C’est pourquoi, les forces démocratiques maliennes, le peuple malien ont toujours clamé leur volonté de se défendre eux-mêmes. Mais la CEDEAO, par ses mesures d’embargo sur les armes et autres matériels dans les ports côtiers, a asphyxié le Mali, empêché la reconstitution de son armée et l’armement des populations volontaires maliennes contre les rebelles et les groupes terroristes.

Il apparaît alors que l’intervention des troupes étrangères au Mali par ceux-là qui avaient bloqué les armes destinées aux troupes maliennes vise à humilier, assujettir et dominer le peuple malien pour ses richesses bien connues du sous-sol.     Le Président Boni YAYI a alors entraîné notre pays dans une guerre aux côtés des pilleurs du Mali contre "des partisans du fondamentalisme religieux".

Si l’on sait que le Chef de l’Etat et son équipe ne manquent aucune occasion, dans leurs propres discours d’Etat, dans les agissements de maints pasteurs et prieurs qui sont décorés des honneurs de la République, de manifester leur fondamentalisme évangélique au mépris des autres religions et dans la violation constante de la laïcité de notre pays, l’on ne peut qu’être révolté et inquiet par rapport au danger de représailles auquel l’aventure guerrière de Boni YAYI expose notre pays et son peuple.

Il convient alors que les députés à l’Assemblée Nationale se dépassent, refusent qu’on continue de les prendre pour des essuie-pieds comme le fait le Chef de l’Etat et refusent d’avaliser son aventure guerrière. L’Assemblée Nationale serait une véritable Représentation Nationale en refusant d’avaliser la décision gouvernementale d’entrainer notre pays dans la guerre au Mali.
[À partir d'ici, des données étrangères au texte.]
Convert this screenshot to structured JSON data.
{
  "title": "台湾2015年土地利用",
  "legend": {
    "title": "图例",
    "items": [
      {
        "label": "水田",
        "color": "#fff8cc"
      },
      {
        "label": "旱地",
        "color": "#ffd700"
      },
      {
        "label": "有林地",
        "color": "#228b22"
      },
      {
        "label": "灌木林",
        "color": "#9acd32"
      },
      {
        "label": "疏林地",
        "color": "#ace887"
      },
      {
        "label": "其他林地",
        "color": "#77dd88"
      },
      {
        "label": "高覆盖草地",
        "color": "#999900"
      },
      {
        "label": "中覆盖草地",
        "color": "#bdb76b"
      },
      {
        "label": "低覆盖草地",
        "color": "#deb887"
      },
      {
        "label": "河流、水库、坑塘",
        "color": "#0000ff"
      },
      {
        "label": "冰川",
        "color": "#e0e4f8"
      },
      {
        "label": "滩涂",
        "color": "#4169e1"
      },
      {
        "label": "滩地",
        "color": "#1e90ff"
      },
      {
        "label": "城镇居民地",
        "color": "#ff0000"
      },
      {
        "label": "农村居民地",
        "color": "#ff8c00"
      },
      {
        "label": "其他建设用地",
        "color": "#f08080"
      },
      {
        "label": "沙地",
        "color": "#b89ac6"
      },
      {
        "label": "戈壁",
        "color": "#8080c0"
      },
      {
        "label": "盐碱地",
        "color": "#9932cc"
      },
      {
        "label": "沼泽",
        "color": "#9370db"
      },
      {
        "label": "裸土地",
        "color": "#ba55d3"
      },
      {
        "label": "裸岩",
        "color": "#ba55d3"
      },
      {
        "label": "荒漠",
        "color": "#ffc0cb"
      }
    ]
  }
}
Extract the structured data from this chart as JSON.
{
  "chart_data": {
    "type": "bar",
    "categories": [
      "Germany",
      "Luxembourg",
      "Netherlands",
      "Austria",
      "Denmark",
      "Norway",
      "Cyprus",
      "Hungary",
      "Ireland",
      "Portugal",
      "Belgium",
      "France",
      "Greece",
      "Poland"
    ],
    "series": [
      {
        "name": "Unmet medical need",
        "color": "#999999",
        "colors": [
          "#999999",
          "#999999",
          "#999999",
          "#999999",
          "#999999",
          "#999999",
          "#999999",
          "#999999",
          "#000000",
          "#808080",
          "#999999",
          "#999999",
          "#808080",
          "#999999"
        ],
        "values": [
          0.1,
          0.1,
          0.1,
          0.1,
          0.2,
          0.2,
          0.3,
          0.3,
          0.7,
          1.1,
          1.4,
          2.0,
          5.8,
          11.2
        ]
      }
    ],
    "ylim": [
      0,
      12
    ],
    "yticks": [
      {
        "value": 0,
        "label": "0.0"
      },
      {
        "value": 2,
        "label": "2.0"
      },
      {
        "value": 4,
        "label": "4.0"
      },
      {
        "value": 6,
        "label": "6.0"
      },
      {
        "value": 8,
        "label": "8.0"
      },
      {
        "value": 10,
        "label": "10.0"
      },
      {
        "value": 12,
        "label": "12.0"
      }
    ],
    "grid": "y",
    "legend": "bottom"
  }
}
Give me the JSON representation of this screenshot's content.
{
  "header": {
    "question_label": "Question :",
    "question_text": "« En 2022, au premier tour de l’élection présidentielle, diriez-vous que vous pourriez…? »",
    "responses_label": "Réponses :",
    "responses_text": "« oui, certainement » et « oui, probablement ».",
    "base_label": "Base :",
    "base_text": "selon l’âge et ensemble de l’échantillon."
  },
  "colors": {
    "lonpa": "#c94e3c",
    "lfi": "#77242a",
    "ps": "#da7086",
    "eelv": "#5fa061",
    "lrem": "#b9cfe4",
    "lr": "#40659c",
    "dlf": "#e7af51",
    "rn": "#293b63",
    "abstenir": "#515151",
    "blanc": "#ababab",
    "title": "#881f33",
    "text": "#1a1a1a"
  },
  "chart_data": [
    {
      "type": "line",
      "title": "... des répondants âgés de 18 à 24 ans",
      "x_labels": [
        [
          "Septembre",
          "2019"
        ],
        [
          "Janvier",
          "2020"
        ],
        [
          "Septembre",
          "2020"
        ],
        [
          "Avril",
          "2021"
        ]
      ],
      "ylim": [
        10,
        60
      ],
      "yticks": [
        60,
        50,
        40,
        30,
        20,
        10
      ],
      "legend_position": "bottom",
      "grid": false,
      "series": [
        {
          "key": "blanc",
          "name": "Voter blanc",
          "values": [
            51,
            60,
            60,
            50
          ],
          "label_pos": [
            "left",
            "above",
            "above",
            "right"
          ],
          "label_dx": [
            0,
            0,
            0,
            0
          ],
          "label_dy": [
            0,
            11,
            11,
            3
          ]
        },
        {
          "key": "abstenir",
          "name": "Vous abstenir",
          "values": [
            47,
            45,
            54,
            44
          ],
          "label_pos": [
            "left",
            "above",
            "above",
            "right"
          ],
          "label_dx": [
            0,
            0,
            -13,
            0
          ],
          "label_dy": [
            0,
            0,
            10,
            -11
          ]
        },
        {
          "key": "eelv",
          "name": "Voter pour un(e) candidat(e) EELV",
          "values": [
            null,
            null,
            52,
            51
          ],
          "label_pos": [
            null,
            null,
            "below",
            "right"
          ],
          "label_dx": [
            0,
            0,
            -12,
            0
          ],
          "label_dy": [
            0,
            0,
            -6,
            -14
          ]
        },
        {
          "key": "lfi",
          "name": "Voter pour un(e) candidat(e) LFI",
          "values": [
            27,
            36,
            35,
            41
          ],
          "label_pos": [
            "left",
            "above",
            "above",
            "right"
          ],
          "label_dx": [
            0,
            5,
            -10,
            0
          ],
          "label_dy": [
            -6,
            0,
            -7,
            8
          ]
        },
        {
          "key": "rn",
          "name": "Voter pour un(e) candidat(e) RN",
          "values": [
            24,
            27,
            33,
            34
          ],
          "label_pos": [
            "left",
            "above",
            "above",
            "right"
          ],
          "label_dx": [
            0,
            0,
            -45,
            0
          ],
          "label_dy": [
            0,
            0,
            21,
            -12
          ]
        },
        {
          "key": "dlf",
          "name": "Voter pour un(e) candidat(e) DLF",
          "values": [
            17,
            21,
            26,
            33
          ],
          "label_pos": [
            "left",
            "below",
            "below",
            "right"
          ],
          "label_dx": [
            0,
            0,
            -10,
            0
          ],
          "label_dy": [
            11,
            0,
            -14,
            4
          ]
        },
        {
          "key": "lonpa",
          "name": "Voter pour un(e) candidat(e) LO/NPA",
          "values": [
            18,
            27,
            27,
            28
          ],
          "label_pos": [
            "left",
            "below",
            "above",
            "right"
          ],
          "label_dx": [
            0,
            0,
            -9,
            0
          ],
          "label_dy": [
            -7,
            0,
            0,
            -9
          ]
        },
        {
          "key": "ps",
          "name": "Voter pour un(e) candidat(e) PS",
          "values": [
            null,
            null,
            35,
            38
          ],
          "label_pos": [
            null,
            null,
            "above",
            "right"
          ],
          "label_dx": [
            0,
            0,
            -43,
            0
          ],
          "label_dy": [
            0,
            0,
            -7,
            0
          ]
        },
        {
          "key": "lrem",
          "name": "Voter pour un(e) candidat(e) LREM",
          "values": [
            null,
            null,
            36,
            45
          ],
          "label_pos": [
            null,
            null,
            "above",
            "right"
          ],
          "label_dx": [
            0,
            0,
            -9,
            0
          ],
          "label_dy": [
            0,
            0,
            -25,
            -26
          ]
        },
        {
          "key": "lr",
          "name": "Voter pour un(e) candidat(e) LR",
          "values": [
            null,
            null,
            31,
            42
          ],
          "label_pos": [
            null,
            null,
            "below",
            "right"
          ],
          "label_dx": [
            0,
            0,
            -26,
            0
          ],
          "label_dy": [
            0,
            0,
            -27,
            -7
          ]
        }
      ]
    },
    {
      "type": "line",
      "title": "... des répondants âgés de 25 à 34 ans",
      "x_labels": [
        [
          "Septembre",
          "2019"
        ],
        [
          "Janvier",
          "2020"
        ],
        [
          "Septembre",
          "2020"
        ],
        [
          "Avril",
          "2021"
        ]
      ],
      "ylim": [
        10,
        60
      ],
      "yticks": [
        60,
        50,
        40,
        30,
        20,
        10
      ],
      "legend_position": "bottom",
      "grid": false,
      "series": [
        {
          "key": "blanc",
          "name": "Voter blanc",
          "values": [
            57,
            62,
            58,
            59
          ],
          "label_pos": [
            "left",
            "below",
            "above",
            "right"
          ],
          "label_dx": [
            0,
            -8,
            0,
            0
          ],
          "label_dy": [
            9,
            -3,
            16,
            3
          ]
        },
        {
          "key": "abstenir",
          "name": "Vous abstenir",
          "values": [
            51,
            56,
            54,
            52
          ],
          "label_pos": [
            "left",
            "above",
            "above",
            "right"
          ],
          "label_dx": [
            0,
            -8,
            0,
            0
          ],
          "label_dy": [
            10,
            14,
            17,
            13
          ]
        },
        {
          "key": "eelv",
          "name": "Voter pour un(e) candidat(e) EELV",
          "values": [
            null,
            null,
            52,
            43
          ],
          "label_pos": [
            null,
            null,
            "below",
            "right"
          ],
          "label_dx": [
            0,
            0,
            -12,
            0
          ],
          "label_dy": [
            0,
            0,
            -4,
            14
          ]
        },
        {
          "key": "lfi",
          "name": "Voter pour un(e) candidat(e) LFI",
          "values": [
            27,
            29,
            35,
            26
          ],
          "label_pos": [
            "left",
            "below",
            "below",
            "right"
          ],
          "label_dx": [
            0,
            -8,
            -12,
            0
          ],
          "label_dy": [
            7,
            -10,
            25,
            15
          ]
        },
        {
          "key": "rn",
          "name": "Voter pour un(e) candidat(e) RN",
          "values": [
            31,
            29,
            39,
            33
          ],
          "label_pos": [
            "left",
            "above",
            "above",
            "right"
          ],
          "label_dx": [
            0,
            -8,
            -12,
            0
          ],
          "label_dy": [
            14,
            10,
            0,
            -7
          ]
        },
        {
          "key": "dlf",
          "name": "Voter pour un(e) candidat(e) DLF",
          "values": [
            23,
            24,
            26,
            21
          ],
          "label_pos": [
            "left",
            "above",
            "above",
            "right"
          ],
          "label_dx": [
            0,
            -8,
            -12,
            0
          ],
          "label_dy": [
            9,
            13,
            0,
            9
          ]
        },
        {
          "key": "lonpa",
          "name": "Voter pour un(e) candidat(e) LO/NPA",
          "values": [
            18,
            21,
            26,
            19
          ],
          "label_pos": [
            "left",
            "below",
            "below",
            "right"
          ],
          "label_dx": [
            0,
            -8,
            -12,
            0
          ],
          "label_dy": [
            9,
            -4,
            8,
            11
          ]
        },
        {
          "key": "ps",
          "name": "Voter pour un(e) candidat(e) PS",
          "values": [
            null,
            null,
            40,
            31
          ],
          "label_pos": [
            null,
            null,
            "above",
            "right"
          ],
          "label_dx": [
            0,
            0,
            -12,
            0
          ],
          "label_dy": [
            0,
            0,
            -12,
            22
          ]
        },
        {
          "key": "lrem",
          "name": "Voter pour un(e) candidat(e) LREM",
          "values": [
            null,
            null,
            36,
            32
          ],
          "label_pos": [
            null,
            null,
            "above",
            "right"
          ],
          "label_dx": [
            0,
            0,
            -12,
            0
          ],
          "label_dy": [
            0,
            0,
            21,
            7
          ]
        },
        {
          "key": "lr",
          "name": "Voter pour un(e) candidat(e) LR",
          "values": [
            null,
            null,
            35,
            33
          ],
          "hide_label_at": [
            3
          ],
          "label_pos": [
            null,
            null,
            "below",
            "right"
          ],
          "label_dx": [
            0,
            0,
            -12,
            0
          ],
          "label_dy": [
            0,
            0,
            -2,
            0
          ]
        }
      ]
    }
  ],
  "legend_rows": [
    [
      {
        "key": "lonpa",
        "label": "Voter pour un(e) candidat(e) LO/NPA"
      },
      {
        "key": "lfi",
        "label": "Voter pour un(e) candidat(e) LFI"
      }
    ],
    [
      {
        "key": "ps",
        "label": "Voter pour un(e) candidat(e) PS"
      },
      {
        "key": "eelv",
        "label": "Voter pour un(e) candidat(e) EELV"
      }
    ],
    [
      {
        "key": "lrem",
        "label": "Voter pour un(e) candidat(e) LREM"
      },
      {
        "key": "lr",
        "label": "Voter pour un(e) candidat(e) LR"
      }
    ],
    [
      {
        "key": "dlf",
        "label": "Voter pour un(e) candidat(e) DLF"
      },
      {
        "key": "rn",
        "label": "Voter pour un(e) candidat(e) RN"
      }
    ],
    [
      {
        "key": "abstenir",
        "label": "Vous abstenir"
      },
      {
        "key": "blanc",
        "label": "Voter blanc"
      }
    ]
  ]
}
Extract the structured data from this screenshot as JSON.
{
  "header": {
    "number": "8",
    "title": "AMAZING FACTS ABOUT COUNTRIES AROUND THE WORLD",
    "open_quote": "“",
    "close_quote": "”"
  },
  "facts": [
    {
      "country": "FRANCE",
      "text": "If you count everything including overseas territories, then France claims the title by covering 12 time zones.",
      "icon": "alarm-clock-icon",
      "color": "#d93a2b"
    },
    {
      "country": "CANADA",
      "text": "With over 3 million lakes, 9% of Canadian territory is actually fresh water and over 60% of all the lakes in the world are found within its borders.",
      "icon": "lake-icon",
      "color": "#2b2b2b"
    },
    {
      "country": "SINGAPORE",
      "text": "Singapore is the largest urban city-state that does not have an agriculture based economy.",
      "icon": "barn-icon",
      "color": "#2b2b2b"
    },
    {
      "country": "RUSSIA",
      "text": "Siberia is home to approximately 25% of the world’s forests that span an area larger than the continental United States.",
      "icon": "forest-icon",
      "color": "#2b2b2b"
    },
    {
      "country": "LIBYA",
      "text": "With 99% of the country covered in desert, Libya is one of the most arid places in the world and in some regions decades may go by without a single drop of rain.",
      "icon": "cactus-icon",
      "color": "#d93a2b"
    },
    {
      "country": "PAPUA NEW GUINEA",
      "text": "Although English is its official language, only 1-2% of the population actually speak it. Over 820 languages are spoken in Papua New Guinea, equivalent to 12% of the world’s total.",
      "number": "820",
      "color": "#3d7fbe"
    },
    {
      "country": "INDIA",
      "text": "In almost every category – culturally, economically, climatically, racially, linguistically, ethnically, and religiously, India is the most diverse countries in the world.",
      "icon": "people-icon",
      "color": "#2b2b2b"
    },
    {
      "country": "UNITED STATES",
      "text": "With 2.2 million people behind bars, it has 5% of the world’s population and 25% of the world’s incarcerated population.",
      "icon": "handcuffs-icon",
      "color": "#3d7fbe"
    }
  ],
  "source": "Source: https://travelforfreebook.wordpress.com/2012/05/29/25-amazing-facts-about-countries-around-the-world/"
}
Le soutien aux patriotes maliens peut et doit se manifester autrement : fondamentalement par le respect de leur souveraineté et l’aide à accomplir par eux-mêmes, leur destin.

La conduite la plus appropriée qui s’impose en ce moment aux Dignes Représentants de la Nation est d’interpeller le Chef de l’Etat et lui notifier leur réprobation de l’aventure dangereuse dans laquelle il entraîne et notre Pays et ses enfants pour des intérêts étrangers. Ainsi vous mériterez de la Nation.

Recevez chers Députés et Compatriotes, mes Considérations patriotiques.